George suffered a concussion in the fourth quarter of Game 2, but has been symptom-free after undergoing the NBA’s Return-to-Participation Exertion Protocol over the past three days. In consultation with Dr. Jeffrey Kutcher, the NBA’s Director of Concussion Management, the Pacers medical staff cleared George on Friday to “return to normal basketball activity,” according to the release.
George will participate in Saturday’s shoot-around at 11 a.m. ET and, barring any complications during it, will play.
George declared himself “ready to go” at practice Friday afternoon, but coach Frank Vogel said George’s return would be a game-time decision.
“We’re hopeful that he’ll be able to play, but he has not cleared all the protocols to be cleared to play. He’s symptom-free, but obviously you’ve got to go through all the testing and all that stuff to be cleared,” Vogel said. “He has not been cleared yet.”
Apparently, George cleared the final tests after practice.
George met with the media for the first time Friday since declaring that he “blacked out” after colliding with Dwyane Wade while diving on the floor for a loose ball. George took two shots to the back of his head and remained on the court for several moments.
However, since the next-day concussion diagnosis, George said that he has been symptom-free for more than 48 hours while engaging in the league’s mandated return-to-participation protocol.
“Just going through all the stuff that I need to go through to get cleared,” George said. “Battling through that. I’m just trying to stay sharp at the same time. It’s been a rough two days, but I’ve been able to rest a little bit.”
The process to be cleared includes completing a series of activities, then being tested. The process begins with light work, such as riding a stationary bike, and elevates to non-contact team drills. George had not practiced with teammates, instead putting up shots while wearing a red half-jersey similar to a star quarterback during training camp.

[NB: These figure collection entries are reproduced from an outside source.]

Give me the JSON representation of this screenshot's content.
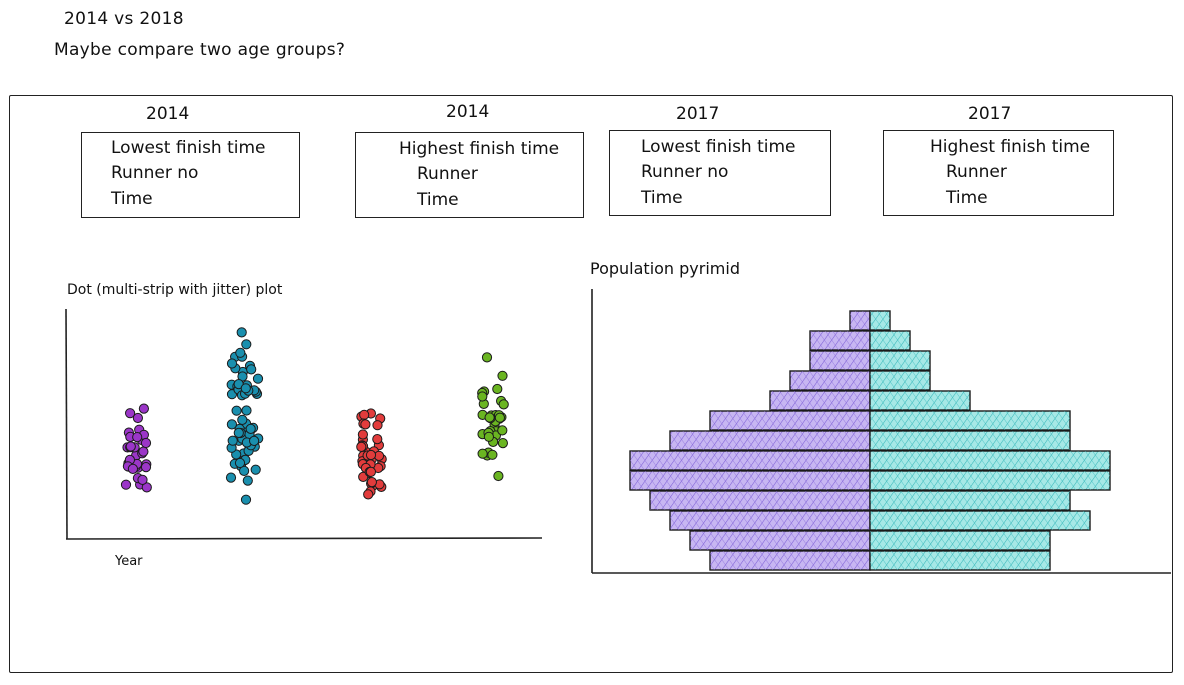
{
  "notes": {
    "line1": "2014 vs 2018",
    "line2": "Maybe compare two age groups?"
  },
  "kpi_cards": [
    {
      "year": "2014",
      "title": "Lowest finish time",
      "line2": "Runner no",
      "line3": "Time"
    },
    {
      "year": "2014",
      "title": "Highest finish time",
      "line2": "Runner",
      "line3": "Time"
    },
    {
      "year": "2017",
      "title": "Lowest finish time",
      "line2": "Runner no",
      "line3": "Time"
    },
    {
      "year": "2017",
      "title": "Highest finish time",
      "line2": "Runner",
      "line3": "Time"
    }
  ],
  "chart_data": [
    {
      "type": "scatter",
      "title": "Dot (multi-strip with jitter) plot",
      "xlabel": "Year",
      "ylabel": "",
      "grid": false,
      "series": [
        {
          "color": "#9b36c8",
          "count": 34,
          "y_range": [
            0.05,
            0.7
          ]
        },
        {
          "color": "#1a8fae",
          "count": 62,
          "y_range": [
            0.08,
            1.0
          ]
        },
        {
          "color": "#e23c3c",
          "count": 40,
          "y_range": [
            0.07,
            0.66
          ]
        },
        {
          "color": "#6ab521",
          "count": 36,
          "y_range": [
            0.15,
            0.87
          ]
        }
      ]
    },
    {
      "type": "bar",
      "title": "Population pyrimid",
      "orientation": "horizontal",
      "grid": false,
      "series": [
        {
          "color": "#b9a2ef",
          "values": [
            1,
            3,
            3,
            4,
            5,
            8,
            10,
            12,
            12,
            11,
            10,
            9,
            8
          ]
        },
        {
          "color": "#8fe0df",
          "values": [
            1,
            2,
            3,
            3,
            5,
            10,
            10,
            12,
            12,
            10,
            11,
            9,
            9
          ]
        }
      ]
    }
  ],
  "colors": {
    "ink": "#222222",
    "left_fill": "#b9a2ef",
    "right_fill": "#8fe0df"
  }
}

“They’ve been calling me Peyton (Manning),” George joked about how his teammates have reacted to his non-contact clothing. “That’s perfect. I’ll wear this until the end of the year.”
Last year, when George Hill sustained a concussion and missed Game 5 of the semifinal round, he did not pass the tests to even participate in the morning shoot-around. The Pacers lost that night to the Knicks and Hill, who returned to help close out New York in Game 6, later complained that the physical activities wore him down.
That will not be an issue for George.
George’s return is a significant boost for the Pacers with the Eastern Conference finals tied at 1-1. He has carried a heavy load for the Pacers through the playoffs, averaging a team-high 21.5 points and 41.3 minutes. George has also drawn the assignment of defending four-time MVP LeBron James. While some sets have paired Lance Stephenson on James, the results have not been successful. Stephenson earned a $5,000 flopping fine for one play in which he tried to defend James.
The Pacers led 73-69 after his three-pointer with 7:19 remaining in Game 2. But he collided with Wade at the 6:52 mark and the Heat out-scored the Pacers 18-10 the rest of the way to even the series. George made 3-of-4 free throws and had a turnover following the collision.
“We’ll miss him a ton,” Vogel said, responding to the prospects of not having George on defense. “Certainly he’s one of the best wing defenders in the game, and anybody (who) loses one of their best players, it’s going to hurt them. But we’ve got guys who can step up, and our whole team will.”